[Tribune] *Par Dominique Lebrun
À M. Richard RAMOS
Député du Loiret
Orléans, le 18 novembre 2020
Bonjour Richard,
Je me permets de t’interpeller au sujet de la proposition de loi «sécurité globale», en discussion actuellement à l’Assemblée Nationale. Parmi les nombreuses propositions dangereuses de ce texte, trois articles risquent de limiter la liberté de manifester dans des proportions injustifiables, liberté déjà fortement restreinte sur le terrain et de nouveau remise en cause par le Schéma national du maintien de l’ordre.
L’article 21 concerne les caméras portables qui, selon les rapporteurs du texte, devraient équiper « toutes les patrouilles de police et de gendarmerie […] dès juillet 2021 ». S’il est voté, le texte autorisera donc la transmission des flux vidéo au centre de commandement en temps réel. Cela permettra l’analyse automatisée des images, et notamment la reconnaissance faciale des manifestants et des passants, en lien avec les 8 millions de visages déjà enregistrés par la police dans ses divers fichiers.
Ces nouveaux pouvoirs ne sont justifiés par aucun argument sérieux en matière de protection de la population et ne s’inscrivent aucunement dans une doctrine de gestion pacifiée des foules. L’effet principal sera de faciliter de façon considérable des pratiques constatées depuis plusieurs années en manifestation, visant à harceler des opposants politiques notamment par des placements en « garde à vue préventive », par l’interdiction de rejoindre le cortège ou par des interpellations arbitraires non suivies de poursuites. Ces pratiques illicites seront d’autant plus facilement généralisées que l’identification des militants et des militantes sera automatisée.

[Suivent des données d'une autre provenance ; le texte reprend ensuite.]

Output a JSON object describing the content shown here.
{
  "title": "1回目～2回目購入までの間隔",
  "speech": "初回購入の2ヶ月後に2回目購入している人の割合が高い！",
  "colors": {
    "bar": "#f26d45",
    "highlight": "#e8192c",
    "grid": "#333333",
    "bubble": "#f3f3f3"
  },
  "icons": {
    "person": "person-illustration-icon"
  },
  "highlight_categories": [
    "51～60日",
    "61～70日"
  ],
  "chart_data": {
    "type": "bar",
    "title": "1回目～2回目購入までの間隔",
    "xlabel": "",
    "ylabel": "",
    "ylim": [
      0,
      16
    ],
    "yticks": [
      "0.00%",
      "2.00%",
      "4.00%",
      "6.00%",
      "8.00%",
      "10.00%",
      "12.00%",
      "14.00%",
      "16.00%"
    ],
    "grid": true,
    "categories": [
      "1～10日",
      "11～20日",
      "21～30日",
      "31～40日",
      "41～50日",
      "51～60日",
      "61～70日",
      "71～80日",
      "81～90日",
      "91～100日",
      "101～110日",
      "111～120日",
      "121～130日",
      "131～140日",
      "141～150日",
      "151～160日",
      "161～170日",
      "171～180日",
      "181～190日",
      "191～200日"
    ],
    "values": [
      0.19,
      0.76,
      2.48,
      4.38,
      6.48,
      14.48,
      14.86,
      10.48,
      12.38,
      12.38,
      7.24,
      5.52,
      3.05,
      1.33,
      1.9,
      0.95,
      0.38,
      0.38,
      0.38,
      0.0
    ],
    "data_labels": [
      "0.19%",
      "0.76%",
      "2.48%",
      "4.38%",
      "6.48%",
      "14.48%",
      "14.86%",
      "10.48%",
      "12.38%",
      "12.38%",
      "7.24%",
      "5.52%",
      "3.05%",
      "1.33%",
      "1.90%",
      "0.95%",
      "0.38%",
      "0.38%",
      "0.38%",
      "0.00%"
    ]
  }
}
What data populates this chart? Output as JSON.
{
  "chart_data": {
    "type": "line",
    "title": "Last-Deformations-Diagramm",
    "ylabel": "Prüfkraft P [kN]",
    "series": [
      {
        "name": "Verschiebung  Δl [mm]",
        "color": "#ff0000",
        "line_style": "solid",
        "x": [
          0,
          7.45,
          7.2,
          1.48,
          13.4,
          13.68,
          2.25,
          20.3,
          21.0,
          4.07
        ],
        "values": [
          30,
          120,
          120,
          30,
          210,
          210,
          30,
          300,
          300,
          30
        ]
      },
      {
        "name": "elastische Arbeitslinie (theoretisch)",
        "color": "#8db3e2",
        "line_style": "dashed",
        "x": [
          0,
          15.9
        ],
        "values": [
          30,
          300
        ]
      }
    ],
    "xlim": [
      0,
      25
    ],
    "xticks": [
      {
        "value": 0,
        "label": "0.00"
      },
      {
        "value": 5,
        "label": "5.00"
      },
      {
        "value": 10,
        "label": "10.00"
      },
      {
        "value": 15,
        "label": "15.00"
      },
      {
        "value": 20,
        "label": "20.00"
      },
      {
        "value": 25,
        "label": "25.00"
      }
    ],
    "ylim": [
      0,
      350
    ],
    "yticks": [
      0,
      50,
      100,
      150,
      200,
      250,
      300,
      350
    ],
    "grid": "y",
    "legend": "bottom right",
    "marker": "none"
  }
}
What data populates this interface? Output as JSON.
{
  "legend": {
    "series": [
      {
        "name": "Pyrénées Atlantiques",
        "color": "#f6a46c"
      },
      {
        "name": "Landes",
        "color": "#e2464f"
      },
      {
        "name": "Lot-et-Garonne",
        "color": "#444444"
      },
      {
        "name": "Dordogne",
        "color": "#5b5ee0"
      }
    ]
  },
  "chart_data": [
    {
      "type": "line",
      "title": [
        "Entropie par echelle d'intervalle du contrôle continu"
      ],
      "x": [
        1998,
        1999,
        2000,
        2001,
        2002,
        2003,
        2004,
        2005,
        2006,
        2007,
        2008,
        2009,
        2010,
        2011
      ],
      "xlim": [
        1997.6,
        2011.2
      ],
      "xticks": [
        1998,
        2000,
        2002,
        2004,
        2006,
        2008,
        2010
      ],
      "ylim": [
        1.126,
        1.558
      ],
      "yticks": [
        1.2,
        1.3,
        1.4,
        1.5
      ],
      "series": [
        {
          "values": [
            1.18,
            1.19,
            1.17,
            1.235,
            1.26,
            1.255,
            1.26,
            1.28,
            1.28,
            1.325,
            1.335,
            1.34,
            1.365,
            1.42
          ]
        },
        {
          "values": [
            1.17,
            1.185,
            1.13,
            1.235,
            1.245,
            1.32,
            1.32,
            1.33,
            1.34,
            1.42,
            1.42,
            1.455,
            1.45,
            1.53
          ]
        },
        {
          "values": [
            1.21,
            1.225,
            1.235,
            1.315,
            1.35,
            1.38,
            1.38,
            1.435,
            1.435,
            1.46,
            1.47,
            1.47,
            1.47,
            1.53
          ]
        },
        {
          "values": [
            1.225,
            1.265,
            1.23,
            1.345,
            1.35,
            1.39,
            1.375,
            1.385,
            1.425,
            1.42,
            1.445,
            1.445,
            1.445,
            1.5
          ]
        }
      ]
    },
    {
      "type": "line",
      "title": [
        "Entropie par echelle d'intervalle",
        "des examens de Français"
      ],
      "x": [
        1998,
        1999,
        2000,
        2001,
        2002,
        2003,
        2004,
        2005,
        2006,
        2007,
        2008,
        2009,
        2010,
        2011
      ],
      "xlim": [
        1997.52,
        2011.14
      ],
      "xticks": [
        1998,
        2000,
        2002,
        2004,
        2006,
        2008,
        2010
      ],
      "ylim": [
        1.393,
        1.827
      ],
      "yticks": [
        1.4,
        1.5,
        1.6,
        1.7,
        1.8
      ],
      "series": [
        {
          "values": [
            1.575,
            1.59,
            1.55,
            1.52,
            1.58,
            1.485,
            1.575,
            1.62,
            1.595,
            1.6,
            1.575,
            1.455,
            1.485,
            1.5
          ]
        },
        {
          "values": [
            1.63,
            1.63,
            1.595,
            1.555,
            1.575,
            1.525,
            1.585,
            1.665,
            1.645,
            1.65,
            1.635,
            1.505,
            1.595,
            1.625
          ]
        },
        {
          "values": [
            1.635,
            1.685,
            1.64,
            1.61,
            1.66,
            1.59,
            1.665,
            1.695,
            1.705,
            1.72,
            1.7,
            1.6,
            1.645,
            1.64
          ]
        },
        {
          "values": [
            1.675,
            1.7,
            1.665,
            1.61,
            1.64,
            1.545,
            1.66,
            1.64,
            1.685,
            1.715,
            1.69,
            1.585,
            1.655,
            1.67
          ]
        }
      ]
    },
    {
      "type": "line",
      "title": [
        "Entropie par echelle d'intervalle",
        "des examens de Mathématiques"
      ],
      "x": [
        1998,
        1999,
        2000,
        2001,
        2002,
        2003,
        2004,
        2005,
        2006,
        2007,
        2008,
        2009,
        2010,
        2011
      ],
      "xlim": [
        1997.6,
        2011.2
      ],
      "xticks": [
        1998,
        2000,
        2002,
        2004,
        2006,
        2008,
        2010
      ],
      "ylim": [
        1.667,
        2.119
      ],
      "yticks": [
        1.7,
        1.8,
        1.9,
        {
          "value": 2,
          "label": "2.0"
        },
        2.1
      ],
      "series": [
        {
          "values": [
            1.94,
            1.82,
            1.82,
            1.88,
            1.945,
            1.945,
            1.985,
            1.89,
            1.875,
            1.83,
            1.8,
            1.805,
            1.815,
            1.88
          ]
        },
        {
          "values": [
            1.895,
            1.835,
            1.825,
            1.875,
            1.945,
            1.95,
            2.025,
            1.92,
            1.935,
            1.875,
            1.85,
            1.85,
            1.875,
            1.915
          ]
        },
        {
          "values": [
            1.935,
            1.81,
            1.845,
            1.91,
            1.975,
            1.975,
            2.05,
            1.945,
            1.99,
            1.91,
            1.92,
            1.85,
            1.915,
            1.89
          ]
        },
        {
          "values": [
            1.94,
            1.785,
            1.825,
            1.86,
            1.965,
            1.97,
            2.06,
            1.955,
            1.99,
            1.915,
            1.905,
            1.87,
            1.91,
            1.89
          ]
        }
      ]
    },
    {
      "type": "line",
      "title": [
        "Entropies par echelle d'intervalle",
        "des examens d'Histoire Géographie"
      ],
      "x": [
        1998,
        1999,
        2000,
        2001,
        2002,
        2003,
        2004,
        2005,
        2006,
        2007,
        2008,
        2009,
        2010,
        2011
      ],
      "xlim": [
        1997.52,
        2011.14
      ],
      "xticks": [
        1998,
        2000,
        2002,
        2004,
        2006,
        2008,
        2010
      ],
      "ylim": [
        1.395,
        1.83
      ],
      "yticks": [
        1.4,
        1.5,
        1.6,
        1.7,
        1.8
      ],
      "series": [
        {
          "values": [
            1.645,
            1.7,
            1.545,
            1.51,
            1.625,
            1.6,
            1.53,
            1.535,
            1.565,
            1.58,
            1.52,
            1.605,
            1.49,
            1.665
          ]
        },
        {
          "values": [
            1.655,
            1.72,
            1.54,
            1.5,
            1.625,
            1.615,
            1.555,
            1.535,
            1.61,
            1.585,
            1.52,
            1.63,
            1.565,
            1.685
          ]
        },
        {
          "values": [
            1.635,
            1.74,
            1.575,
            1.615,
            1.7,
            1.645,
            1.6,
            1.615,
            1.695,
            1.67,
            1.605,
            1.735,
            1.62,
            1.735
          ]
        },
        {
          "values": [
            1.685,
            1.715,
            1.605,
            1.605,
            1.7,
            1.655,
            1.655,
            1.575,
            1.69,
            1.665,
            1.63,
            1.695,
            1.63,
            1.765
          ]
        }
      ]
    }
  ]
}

L’article 22 autoriserait la surveillance par drones qui, selon le Conseil d’État, est actuellement interdite. Ici encore, la police n’a produit aucun argument démontrant qu’une telle surveillance protégerait la population.
En clair, le déploiement massif des caméras mobiles et des drones, couplés aux caméras fixes déjà existantes, entraînerait une capacité de surveillance généralisée de l’espace public, ne laissant plus aucune place à l’anonymat essentiel au respect du droit à la vie privée et ne pouvant avoir qu’un effet coercitif sur la liberté d’expression et de manifestation.
L’article 24 vise à empêcher la population et les journalistes de diffuser des images du visage ou de tout autre élément d’identification de fonctionnaire de police ou militaire de gendarmerie. Autrement dit, les images des violences commises par les forces de l’ordre ne pourront dès lors plus être diffusées. Une telle disposition serait contraire à la liberté de la presse, liberté qui se paie cher parfois… Les journalistes doivent travailler sans craindre en permanence la censure, c’est aussi une question de démocratie.
Aussi je souhaite vivement que tu t’opposes à ces trois dispositions qui réduisent la liberté fondamentale de manifester dans le seul but de faire taire la population et de mieux la surveiller.
Souhaitant que tu prennes en compte ces arguments, reçois Richard mes sincères salutations.
*Dominique Lebrun est facteur à Orléans centre ville depuis 1982, retraité, militant communiste depuis 1976, conseiller municipal d’Orléans de 2008 à 2014.
Richard Ramos (Modem) a fait savoir par retour qu’il ne voterait pas ce texte de loi.